I recently had The Week, which fellow members of clergy might recognize.

Counseling for mourning, sickness and other challenges is generally part of our job, and some might say the most important calling for those who enter community service.

Sometimes, however, you deal with an overload of such demands in a very short space of time. It can get very intense. It forces you to uncover strength and inner wisdom that, gratefully, never needed to be accessed until that point.

So there I was at the fourth death in my community in one week. I was standing at a deathbed in silence together with the family as their patriarch slowly moved on to a better place. He was sedated and seemed at peace.

It suddenly struck me: death, often, can be almost graceful. Not all deaths are; many aren't. But a majority of deaths that come of old age or natural causes can be peaceful, even calm.

And yet, the aftermath is so sad.

The strange thing is that when it comes to the beginning of one's journey on this planet—birth—then it's the complete opposite! Pure chaos. Yes, there are exceptions, but the majority of natural births come after hours, if not days, of total pandemonium.

Then the baby gives a scream and it's all “Mazal Tov! Woohoo!”

Fascinating Formula: Death—grace followed by grief. Birth—chaos followed by celebration.

When the thought hit me, it left me puzzled. Why is it that the entrance into the world—a time of joy—is bedlam, whereas the exit from this world is peaceful?

I'm sure there are many reasons. First and foremost, there is the biblical story of Eve: Originally she gave birth without pain, and only once she ate from the Tree of Knowledge was she punished with the pain of childbirth. But this episode itself begs deeper thought: What is the meaning of making birth so chaotic? Why this consequence?

One of the big ideas of Judaism is how each and every one of us is on a mission in this world. We are shluchim, “agents,” of the Almighty to better ourselves, to uplift each other and to purify this world.

Where does one accomplish this divine mission? In this unpredictable and chaotic world, where we do the best we can to live a life of goodness, faith and personal growth.

Chaos is the stage upon which we play out our purpose.

For the 120 years, we are sent to live on this planet, we are confronted with a world unlike the one we came from and to which we are destined to return.

The spiritual worlds are pure predictability. Over there, things run like clockwork with rhyme, reason and simplicity.

The World of Souls is one of grace. No challenges, no tests of character, nothing to prove, nothing to overcome. Simple, soulful serenity. The world post-death and pre-birth is peaceful and dignified. “Rest in peace” is what we say.

In between death and birth, however, we live in a very different reality. From the moment we enter the world screaming, we are on this crazy and beautiful adventure called life.

Life is the place where the soul marries its body, and with that gets introduced to a world unlike anything it could've imagined. This is where the soul and body will need to find a healthy balance to their natural tension of heaven versus earth. The pure soul is introduced to base and animalistic bodily needs. It must discover a new form of dignity, where the very physical body plays a part as well.

This is the locale where only G‑d knows what will happen and why it's happening.
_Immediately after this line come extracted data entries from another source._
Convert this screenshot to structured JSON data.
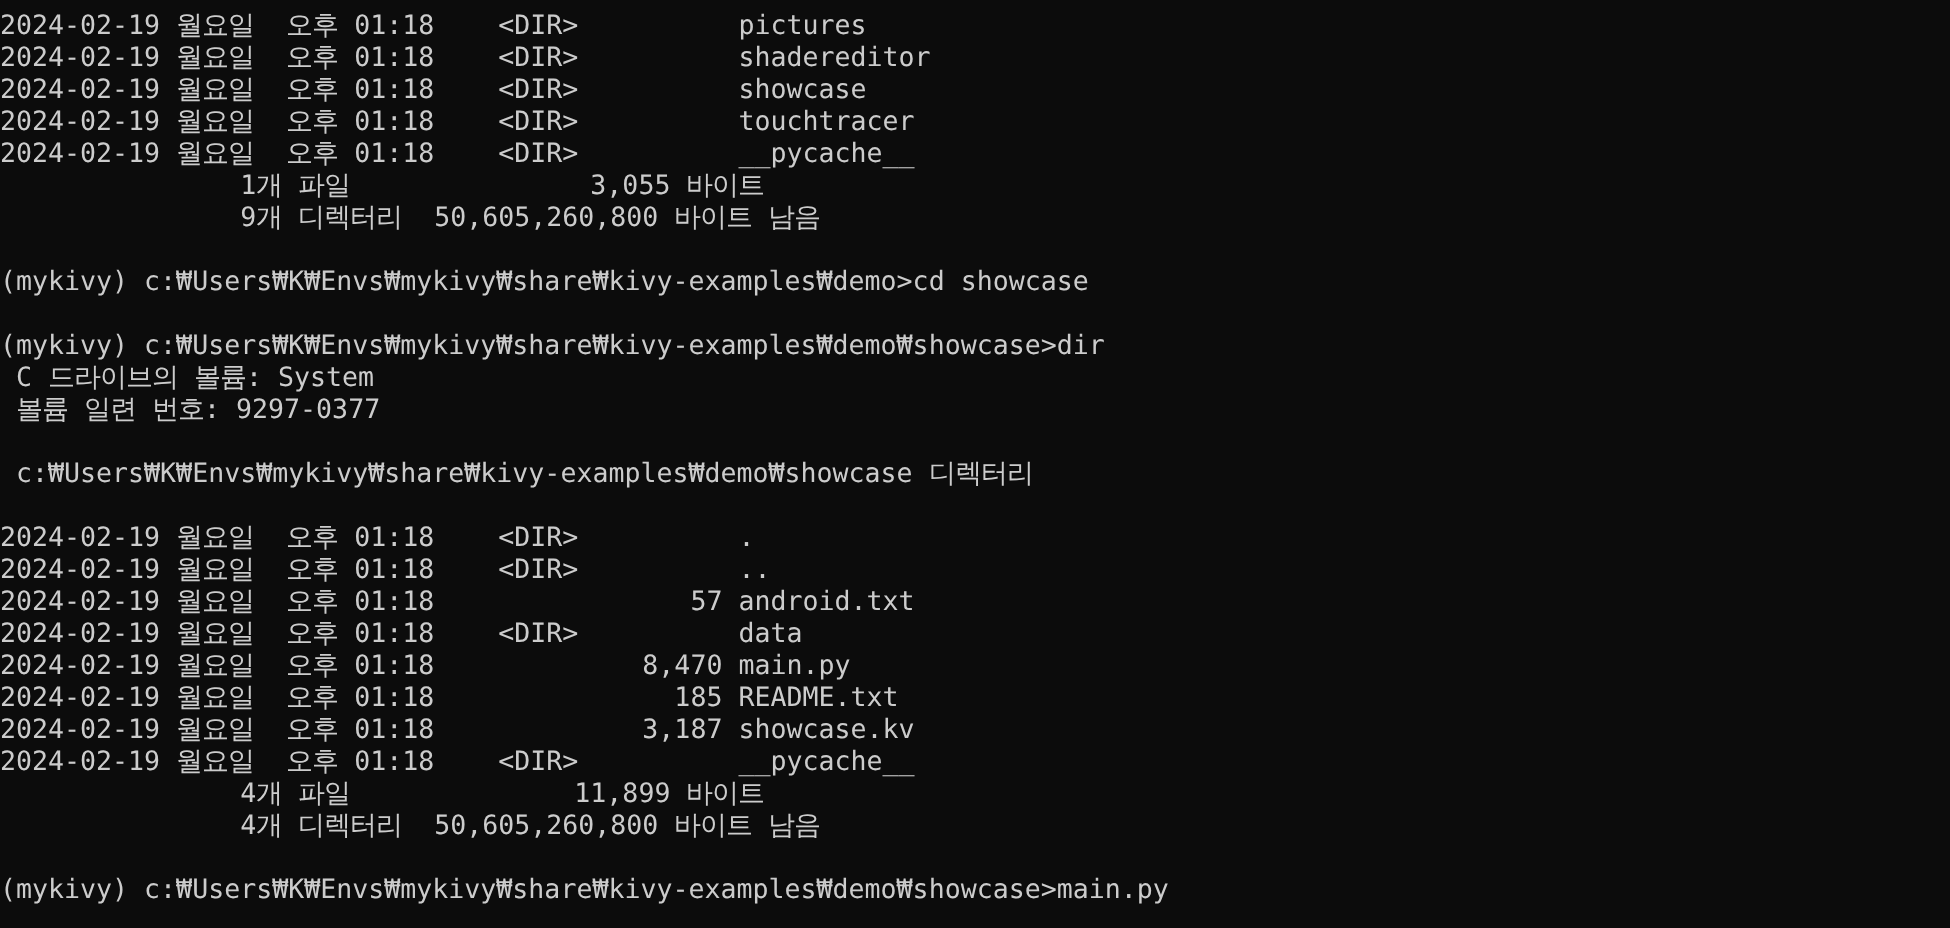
{
  "console": {
    "blocks": [
      [
        "2024-02-19 월요일  오후 01:18    <DIR>          pictures",
        "2024-02-19 월요일  오후 01:18    <DIR>          shadereditor",
        "2024-02-19 월요일  오후 01:18    <DIR>          showcase",
        "2024-02-19 월요일  오후 01:18    <DIR>          touchtracer",
        "2024-02-19 월요일  오후 01:18    <DIR>          __pycache__",
        "               1개 파일               3,055 바이트",
        "               9개 디렉터리  50,605,260,800 바이트 남음"
      ],
      [
        "(mykivy) c:₩Users₩K₩Envs₩mykivy₩share₩kivy-examples₩demo>cd showcase"
      ],
      [
        "(mykivy) c:₩Users₩K₩Envs₩mykivy₩share₩kivy-examples₩demo₩showcase>dir",
        " C 드라이브의 볼륨: System",
        " 볼륨 일련 번호: 9297-0377"
      ],
      [
        " c:₩Users₩K₩Envs₩mykivy₩share₩kivy-examples₩demo₩showcase 디렉터리"
      ],
      [
        "2024-02-19 월요일  오후 01:18    <DIR>          .",
        "2024-02-19 월요일  오후 01:18    <DIR>          ..",
        "2024-02-19 월요일  오후 01:18                57 android.txt",
        "2024-02-19 월요일  오후 01:18    <DIR>          data",
        "2024-02-19 월요일  오후 01:18             8,470 main.py",
        "2024-02-19 월요일  오후 01:18               185 README.txt",
        "2024-02-19 월요일  오후 01:18             3,187 showcase.kv",
        "2024-02-19 월요일  오후 01:18    <DIR>          __pycache__",
        "               4개 파일              11,899 바이트",
        "               4개 디렉터리  50,605,260,800 바이트 남음"
      ],
      [
        "(mykivy) c:₩Users₩K₩Envs₩mykivy₩share₩kivy-examples₩demo₩showcase>main.py"
      ]
    ]
  }
}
We just hold on and keep on fulfilling our mission in the world. Life is a beautiful and endless roller-coaster.

Death, the end of one's journey, symbolizes the end of the game. The chaos is over. Time to rest in peace. Nothing left to prove. And we cry for the end of a journey and the gaping hole in our hearts.

Birth, on the other hand, is the beginning of this magnificent thing called life, and it starts with a bang! The baby’s cry is telling the world: "Hineni! I'm here and ready to fight! I’m here to ride the waves, to elevate and overcome. I'm ready to make some noise!"

This might explain why our sages teach us that righteous people are alive even after their death. If life means vitality and impact, then what greater life can there be than one whose legacy and vision continues to touch the hearts and minds of those alive in this world.

As long as there is a heart beating with the love of the one who passed away, as long as there is a mind electrified by the wisdom of the teacher whose body is at rest, and as long as acts of kindness are being done in the memory of the righteous, then these great men and women are alive and well. Their heart beats in the hearts of those who fight valiantly to keep the fire alive, and thus, they live.